Hiller, W. D., Fortess, E. E., Wong, D. L., O'Toole, M. L., Dierenfield, L. M., Titchenal, C. A., Thrower-Rodriguez, T. R., Nielsen, G., R., & Seligman, J. R. (2000). Elite triathletes' results from a "live high, train low" regimen. Medicine and Science in Sports and Exercise, 32(5), Supplement abstract 1220.

Olympic distance triathletes (M = 8; F = 6) lived for 30 days at 2,100 m (~12.5 hr/day) and trained at sea level. [Athletes acted as their own controls, that is, there was no control group. There was no attempt to control any factors that might affect the response to exercise (e.g., recovery).
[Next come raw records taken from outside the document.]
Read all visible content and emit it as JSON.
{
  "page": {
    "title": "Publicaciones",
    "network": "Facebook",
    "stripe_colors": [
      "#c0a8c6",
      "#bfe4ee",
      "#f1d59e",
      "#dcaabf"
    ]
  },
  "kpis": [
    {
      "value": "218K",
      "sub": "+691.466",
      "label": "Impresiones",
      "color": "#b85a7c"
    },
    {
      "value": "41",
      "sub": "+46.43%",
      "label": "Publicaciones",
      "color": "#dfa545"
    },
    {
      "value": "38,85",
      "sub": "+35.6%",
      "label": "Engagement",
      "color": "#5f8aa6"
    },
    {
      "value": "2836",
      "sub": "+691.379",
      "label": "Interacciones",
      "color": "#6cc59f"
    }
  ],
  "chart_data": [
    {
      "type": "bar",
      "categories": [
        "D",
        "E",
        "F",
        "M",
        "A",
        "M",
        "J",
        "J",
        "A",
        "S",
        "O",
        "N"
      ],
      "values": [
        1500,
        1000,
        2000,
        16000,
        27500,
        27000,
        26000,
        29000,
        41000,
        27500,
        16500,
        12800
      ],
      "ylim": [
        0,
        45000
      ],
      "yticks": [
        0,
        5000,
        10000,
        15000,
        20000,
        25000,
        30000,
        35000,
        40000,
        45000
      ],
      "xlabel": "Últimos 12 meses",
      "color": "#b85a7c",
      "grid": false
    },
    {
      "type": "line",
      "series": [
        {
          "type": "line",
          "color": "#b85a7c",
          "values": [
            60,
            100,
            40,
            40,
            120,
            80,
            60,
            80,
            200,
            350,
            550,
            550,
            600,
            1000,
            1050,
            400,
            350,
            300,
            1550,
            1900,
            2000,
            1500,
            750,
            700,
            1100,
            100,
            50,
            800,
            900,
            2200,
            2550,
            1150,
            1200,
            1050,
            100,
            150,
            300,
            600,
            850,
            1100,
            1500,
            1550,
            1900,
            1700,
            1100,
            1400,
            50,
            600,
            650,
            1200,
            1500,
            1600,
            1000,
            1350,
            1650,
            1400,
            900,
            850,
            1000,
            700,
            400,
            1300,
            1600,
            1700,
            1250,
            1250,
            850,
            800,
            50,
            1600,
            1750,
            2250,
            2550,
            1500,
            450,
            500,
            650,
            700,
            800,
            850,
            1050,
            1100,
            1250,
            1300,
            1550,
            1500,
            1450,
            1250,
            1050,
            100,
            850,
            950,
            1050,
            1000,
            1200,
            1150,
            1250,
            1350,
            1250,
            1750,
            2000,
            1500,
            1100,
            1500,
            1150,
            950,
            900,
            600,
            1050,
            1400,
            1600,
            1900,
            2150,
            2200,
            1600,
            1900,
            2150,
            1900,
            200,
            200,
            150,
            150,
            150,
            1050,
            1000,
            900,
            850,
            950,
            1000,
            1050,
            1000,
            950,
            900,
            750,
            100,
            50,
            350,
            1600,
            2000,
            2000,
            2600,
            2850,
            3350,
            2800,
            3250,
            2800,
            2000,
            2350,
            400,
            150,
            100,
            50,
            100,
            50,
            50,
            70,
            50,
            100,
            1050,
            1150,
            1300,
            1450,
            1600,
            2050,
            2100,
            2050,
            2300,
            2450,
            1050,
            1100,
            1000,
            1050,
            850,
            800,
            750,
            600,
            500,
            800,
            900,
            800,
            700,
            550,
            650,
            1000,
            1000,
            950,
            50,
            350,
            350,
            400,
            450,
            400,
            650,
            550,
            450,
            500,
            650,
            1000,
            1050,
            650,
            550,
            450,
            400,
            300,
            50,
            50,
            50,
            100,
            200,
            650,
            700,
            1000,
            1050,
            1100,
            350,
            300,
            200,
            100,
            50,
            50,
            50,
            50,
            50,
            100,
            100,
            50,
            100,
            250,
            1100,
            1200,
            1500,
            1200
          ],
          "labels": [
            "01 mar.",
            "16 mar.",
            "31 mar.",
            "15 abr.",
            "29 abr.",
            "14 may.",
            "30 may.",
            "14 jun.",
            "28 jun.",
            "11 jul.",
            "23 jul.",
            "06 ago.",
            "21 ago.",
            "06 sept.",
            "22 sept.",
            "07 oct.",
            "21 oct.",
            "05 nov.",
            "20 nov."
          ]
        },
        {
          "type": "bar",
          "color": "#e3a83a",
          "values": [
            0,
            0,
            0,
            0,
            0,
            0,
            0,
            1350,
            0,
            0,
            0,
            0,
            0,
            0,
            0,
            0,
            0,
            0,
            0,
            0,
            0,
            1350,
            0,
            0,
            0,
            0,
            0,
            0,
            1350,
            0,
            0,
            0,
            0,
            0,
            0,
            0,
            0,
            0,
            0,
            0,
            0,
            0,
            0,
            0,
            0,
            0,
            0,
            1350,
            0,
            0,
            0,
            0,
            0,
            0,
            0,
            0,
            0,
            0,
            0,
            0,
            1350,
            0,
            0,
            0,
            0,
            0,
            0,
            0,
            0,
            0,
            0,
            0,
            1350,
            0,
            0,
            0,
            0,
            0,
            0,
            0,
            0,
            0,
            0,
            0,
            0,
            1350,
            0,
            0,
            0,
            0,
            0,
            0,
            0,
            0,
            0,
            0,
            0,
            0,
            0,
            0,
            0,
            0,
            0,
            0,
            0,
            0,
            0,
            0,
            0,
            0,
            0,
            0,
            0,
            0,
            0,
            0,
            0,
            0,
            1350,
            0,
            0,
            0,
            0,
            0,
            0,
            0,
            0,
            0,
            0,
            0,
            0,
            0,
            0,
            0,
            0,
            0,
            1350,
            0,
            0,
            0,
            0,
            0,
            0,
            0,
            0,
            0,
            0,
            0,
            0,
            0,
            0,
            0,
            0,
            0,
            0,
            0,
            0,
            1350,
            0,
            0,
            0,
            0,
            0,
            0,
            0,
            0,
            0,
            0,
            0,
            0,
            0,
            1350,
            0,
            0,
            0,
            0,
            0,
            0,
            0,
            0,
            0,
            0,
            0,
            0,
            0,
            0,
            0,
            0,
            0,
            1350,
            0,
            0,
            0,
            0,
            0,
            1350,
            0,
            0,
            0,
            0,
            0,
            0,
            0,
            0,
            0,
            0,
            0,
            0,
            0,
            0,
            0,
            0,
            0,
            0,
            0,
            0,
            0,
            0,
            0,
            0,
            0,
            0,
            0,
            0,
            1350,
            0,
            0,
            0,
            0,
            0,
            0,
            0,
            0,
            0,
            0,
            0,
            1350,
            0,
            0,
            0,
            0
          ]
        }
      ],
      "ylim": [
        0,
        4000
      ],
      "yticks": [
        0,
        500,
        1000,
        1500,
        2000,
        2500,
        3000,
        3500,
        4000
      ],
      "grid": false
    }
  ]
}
VO2max increased consistently by 7.9% in the live high, train low phase. Power to weight ratio on a cycle ergometer increased by 21.8%. Hemoglobin, red blood cell volume, and hematocrit rose significantly. Lean muscle mass decreased initially and then gradually returned to norm. Two females did not respond to the HiLo regimen.

Ss in this study responded in many beneficial ways. That contrasts to other studies that show no changes (e.g., VO2max) to the same type of training protocol.

Implication. HiLo training might affect several factors involved with endurance performance, although not all athletes respond appropriately.